Until now biopharmaceuticals are primarily proteins, but therapeutic DNA or RNA molecules (think about gene therapy products, DNA vaccines, and RNA interference-based products; , respectively) may soon become part of our therapeutic arsenal.
Therapeutic proteins differ in many aspects from classical, small molecule drugs. They differ in size, composition, production, purification, contaminations, side effects, stability, formulation, regulatory aspects, etc. These fundamental differences justify paying attention to therapeutic proteins as a family of medicines, with many general properties different from small molecules. These general aspects are discussed in the first set of chapters of this book (General Topics). After those general topics, the different families of biopharmaceuticals are dealt with in detail. This first chapter should be seen as a chapter where many of the basic elements of the selection, design, and production of biopharmaceuticals are touched upon. For in detail information the reader is referred to relevant literature and other chapters in this book.
Economics and Use
Newly introduced biopharmaceuticals are very expensive. This is partly due to the high development cost (~$1.5 billion), but this is not different from the development costs of small molecule drugs (Paul et al..

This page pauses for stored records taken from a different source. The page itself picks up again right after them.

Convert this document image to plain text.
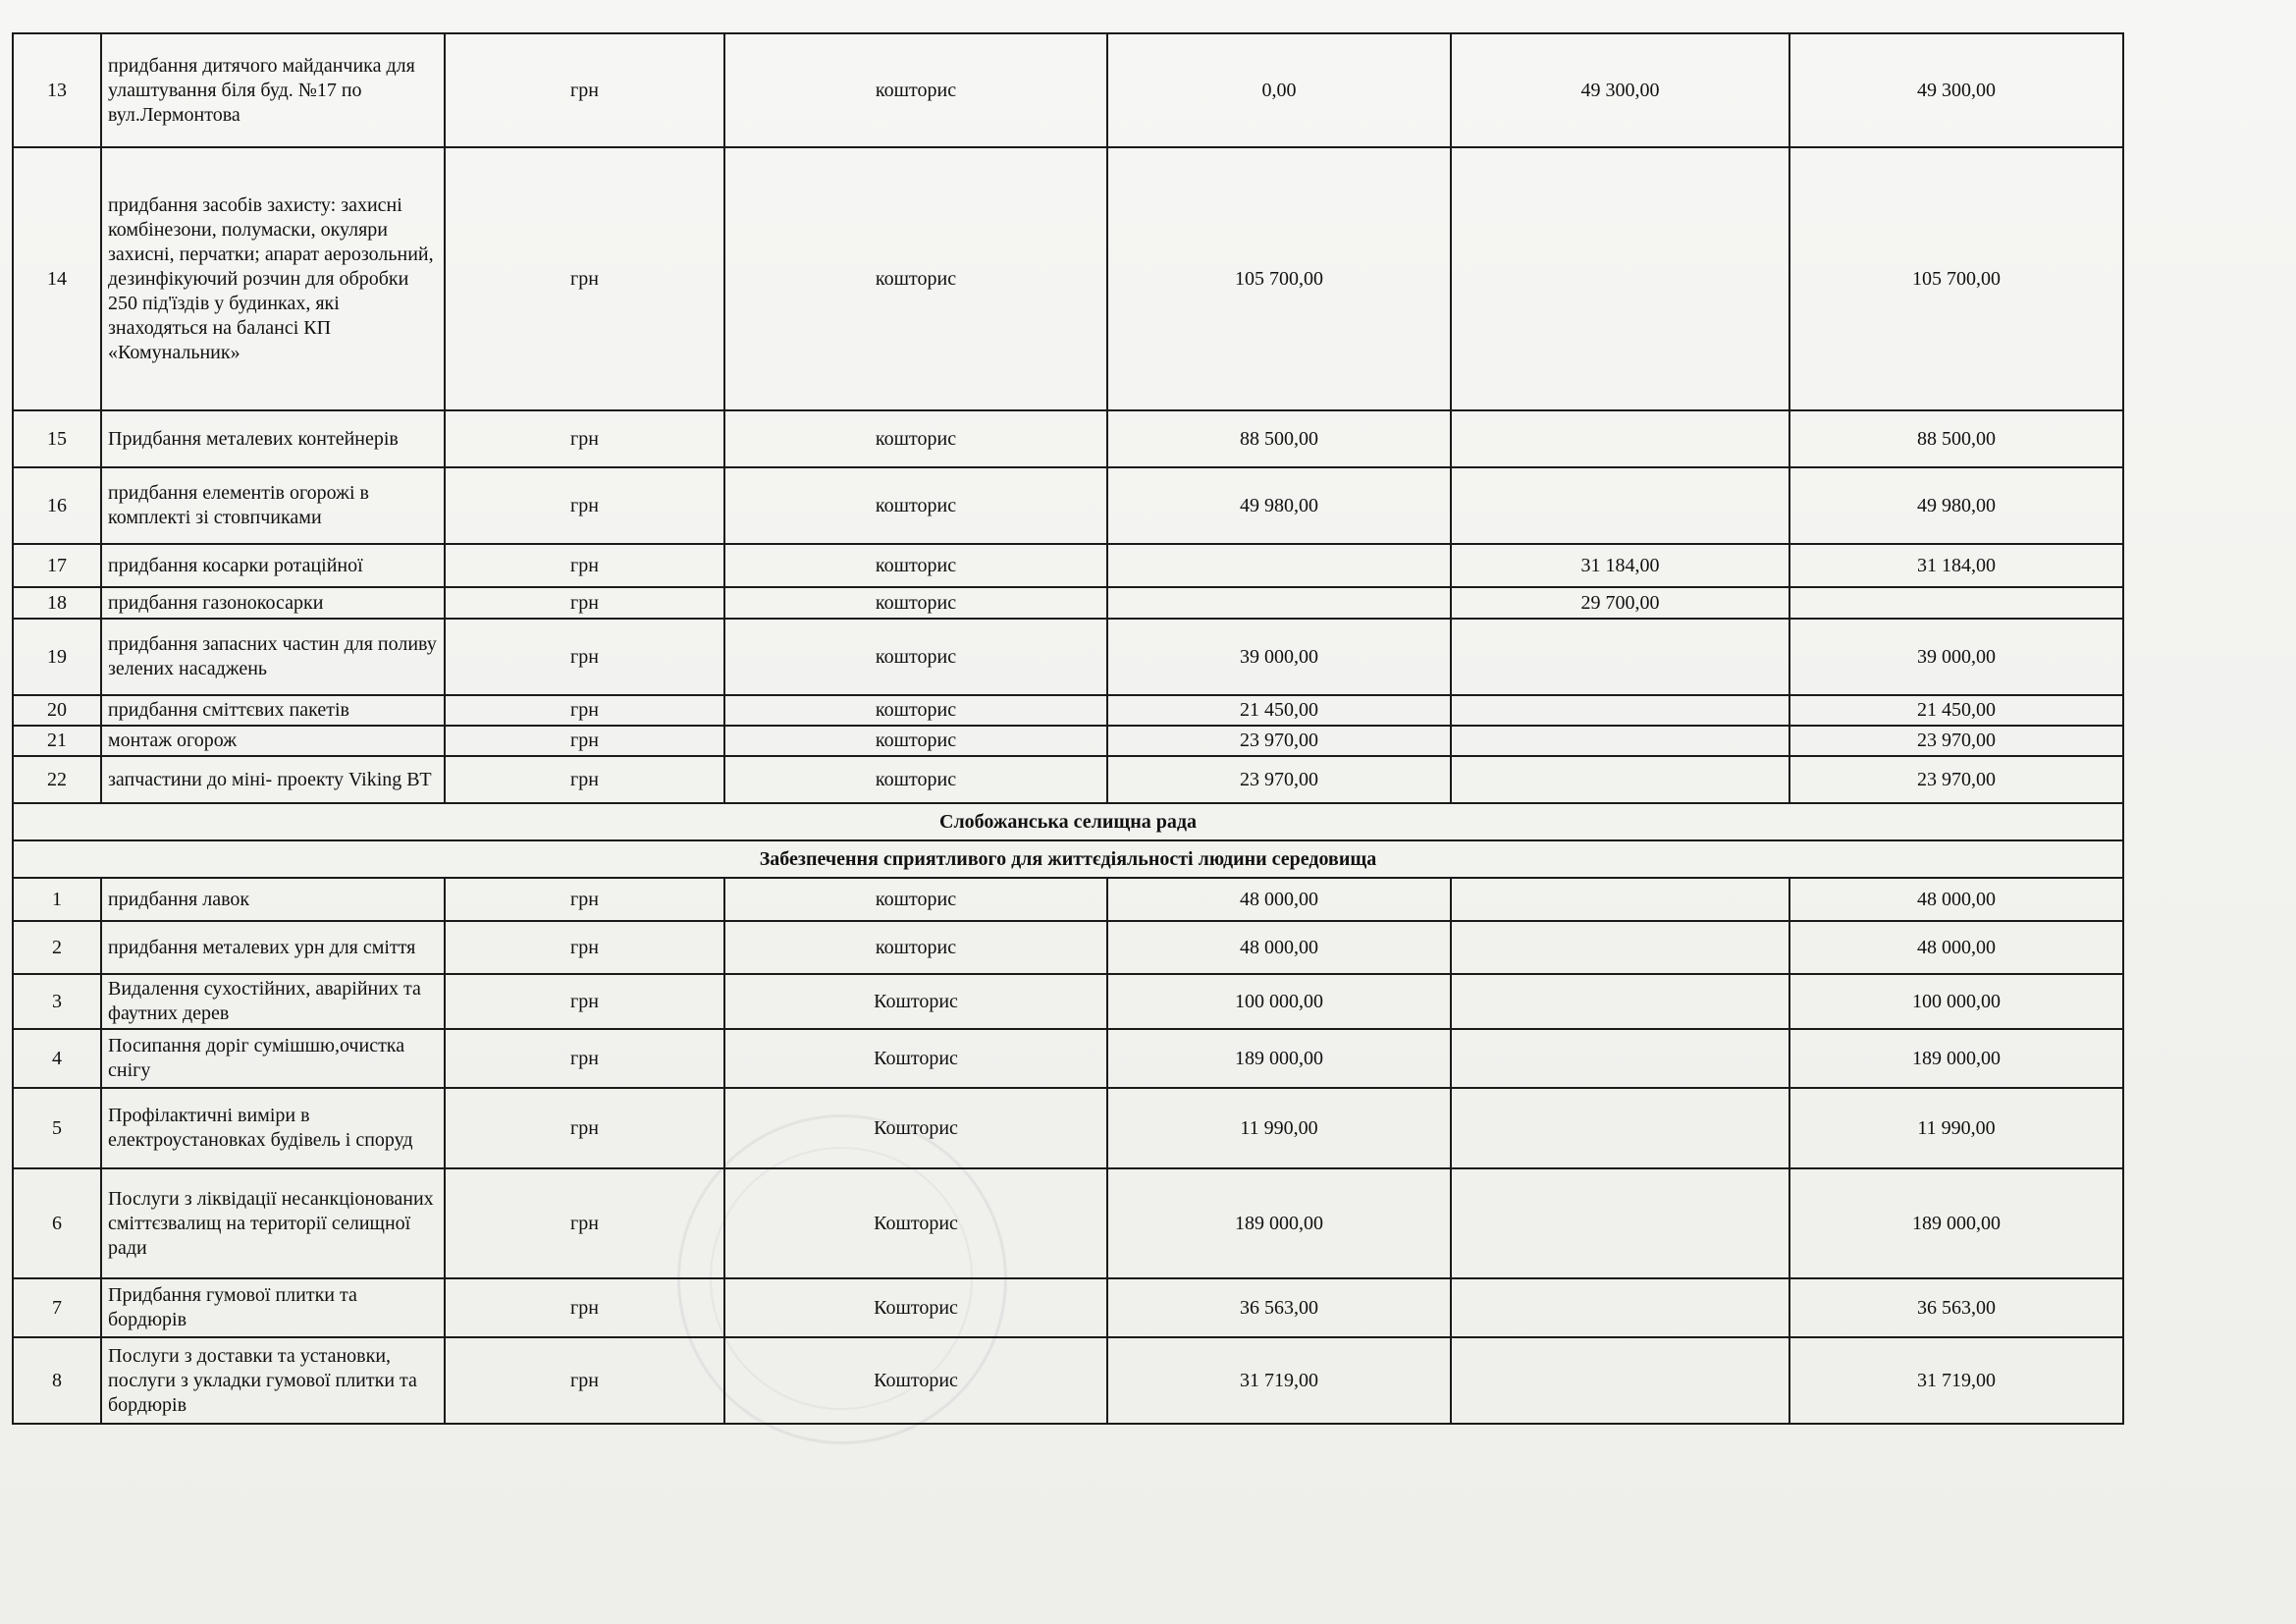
13	придбання дитячого майданчика для улаштування біля буд. №17 по вул.Лермонтова	грн	кошторис	0,00	49 300,00	49 300,00
14	придбання засобів захисту: захисні комбінезони, полумаски, окуляри захисні, перчатки; апарат аерозольний, дезинфікуючий розчин для обробки 250 під'їздів у будинках, які знаходяться на балансі КП «Комунальник»	грн	кошторис	105 700,00		105 700,00
15	Придбання металевих контейнерів	грн	кошторис	88 500,00		88 500,00
16	придбання елементів огорожі в комплекті зі стовпчиками	грн	кошторис	49 980,00		49 980,00
17	придбання косарки ротаційної	грн	кошторис		31 184,00	31 184,00
18	придбання газонокосарки	грн	кошторис		29 700,00	
19	придбання запасних частин для поливу зелених насаджень	грн	кошторис	39 000,00		39 000,00
20	придбання сміттєвих пакетів	грн	кошторис	21 450,00		21 450,00
21	монтаж огорож	грн	кошторис	23 970,00		23 970,00
22	запчастини до міні- проекту Viking ВТ	грн	кошторис	23 970,00		23 970,00
Слобожанська селищна рада						
Забезпечення сприятливого для життєдіяльності людини середовища						
1	придбання лавок	грн	кошторис	48 000,00		48 000,00
2	придбання металевих урн для сміття	грн	кошторис	48 000,00		48 000,00
3	Видалення сухостійних, аварійних та фаутних дерев	грн	Кошторис	100 000,00		100 000,00
4	Посипання доріг сумішшю,очистка снігу	грн	Кошторис	189 000,00		189 000,00
5	Профілактичні виміри в електроустановках будівель і споруд	грн	Кошторис	11 990,00		11 990,00
6	Послуги з ліквідації несанкціонованих сміттєзвалищ на території селищної ради	грн	Кошторис	189 000,00		189 000,00
7	Придбання гумової плитки та бордюрів	грн	Кошторис	36 563,00		36 563,00
8	Послуги з доставки та установки, послуги з укладки гумової плитки та бордюрів	грн	Кошторис	31 719,00		31 719,00
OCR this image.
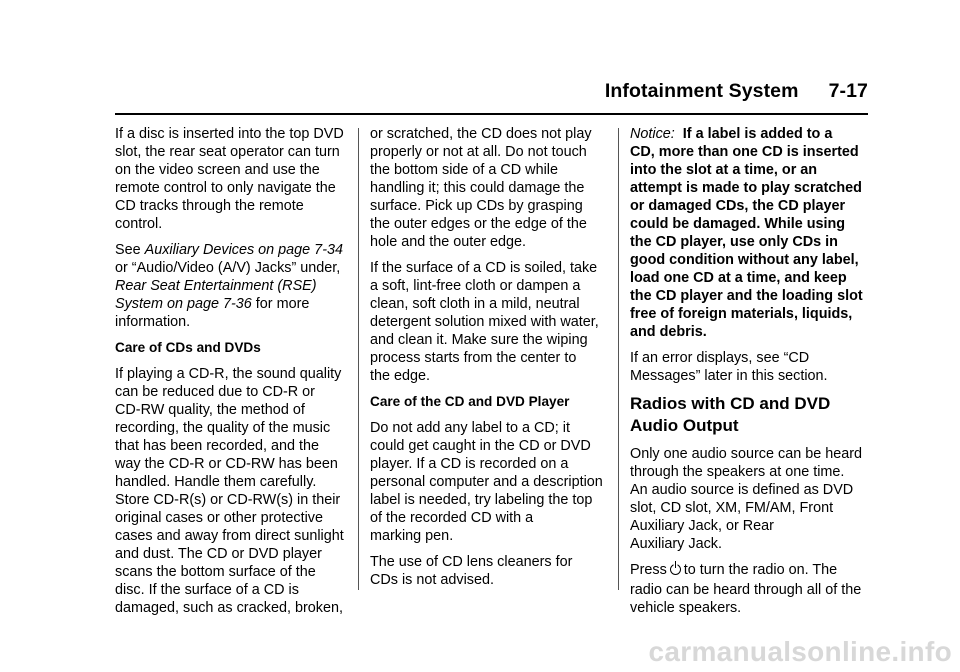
Infotainment System 7-17

If a disc is inserted into the top DVD
slot, the rear seat operator can turn
on the video screen and use the
remote control to only navigate the
CD tracks through the remote
control.

See Auxiliary Devices on page 7-34
or “Audio/Video (A/V) Jacks” under,
Rear Seat Entertainment (RSE)
System on page 7-36 for more
information.

Care of CDs and DVDs

If playing a CD-R, the sound quality
can be reduced due to CD-R or
CD-RW quality, the method of
recording, the quality of the music
that has been recorded, and the
way the CD-R or CD-RW has been
handled. Handle them carefully.
Store CD-R(s) or CD-RW(s) in their
original cases or other protective
cases and away from direct sunlight
and dust. The CD or DVD player
scans the bottom surface of the
disc. If the surface of a CD is
damaged, such as cracked, broken,

or scratched, the CD does not play
properly or not at all. Do not touch
the bottom side of a CD while
handling it; this could damage the
surface. Pick up CDs by grasping
the outer edges or the edge of the
hole and the outer edge.

If the surface of a CD is soiled, take
a soft, lint-free cloth or dampen a
clean, soft cloth in a mild, neutral
detergent solution mixed with water,
and clean it. Make sure the wiping
process starts from the center to
the edge.

Care of the CD and DVD Player

Do not add any label to a CD; it
could get caught in the CD or DVD
player. If a CD is recorded on a
personal computer and a description
label is needed, try labeling the top
of the recorded CD with a
marking pen.

The use of CD lens cleaners for
CDs is not advised.

Notice: If a label is added to a
CD, more than one CD is inserted
into the slot at a time, or an
attempt is made to play scratched
or damaged CDs, the CD player
could be damaged. While using
the CD player, use only CDs in
good condition without any label,
load one CD at a time, and keep
the CD player and the loading slot
free of foreign materials, liquids,
and debris.

If an error displays, see “CD
Messages” later in this section.

Radios with CD and DVD
Audio Output

Only one audio source can be heard
through the speakers at one time.
An audio source is defined as DVD
slot, CD slot, XM, FM/AM, Front
Auxiliary Jack, or Rear
Auxiliary Jack.

Press to turn the radio on. The
radio can be heard through all of the
vehicle speakers.

carmanualsonline.info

As mentioned above, the number of patients for many marketed therapeutic proteins is relatively small. This has several reasons. The high price of therapeutic proteins makes that they are used primarily for the treatment of the relative severe cases. The specificity of many therapeutic proteins makes that they are only effective in subgroups of patients (personalized medicine). This is in particular true for the monoclonal antibodies used to treat cancer patients. For instance, the antibody trastuzumab (Herceptin) is only approved for breast cancer patients with high expression levels of the HER2 receptor on the tumor cells (20 % of breast cancer cases). Other examples from the cancer field are the monoclonal antibodies cetuximab and panitumumab for the treatment of metastatic colorectal cancer. Both antibodies target the EGF receptor. Successful treatment of a patient with one of these monoclonal antibodies depends on (1) the presence of the EGF receptor on the tumor and (2) the absence of mutations in signaling proteins downstream of the EGF receptor (KRAS and BRAF). Mutations in downstream signaling proteins cause the tumor to grow independently from the EGF receptor and make the tumor nonresponsive to the antagonistic monoclonal antibodies.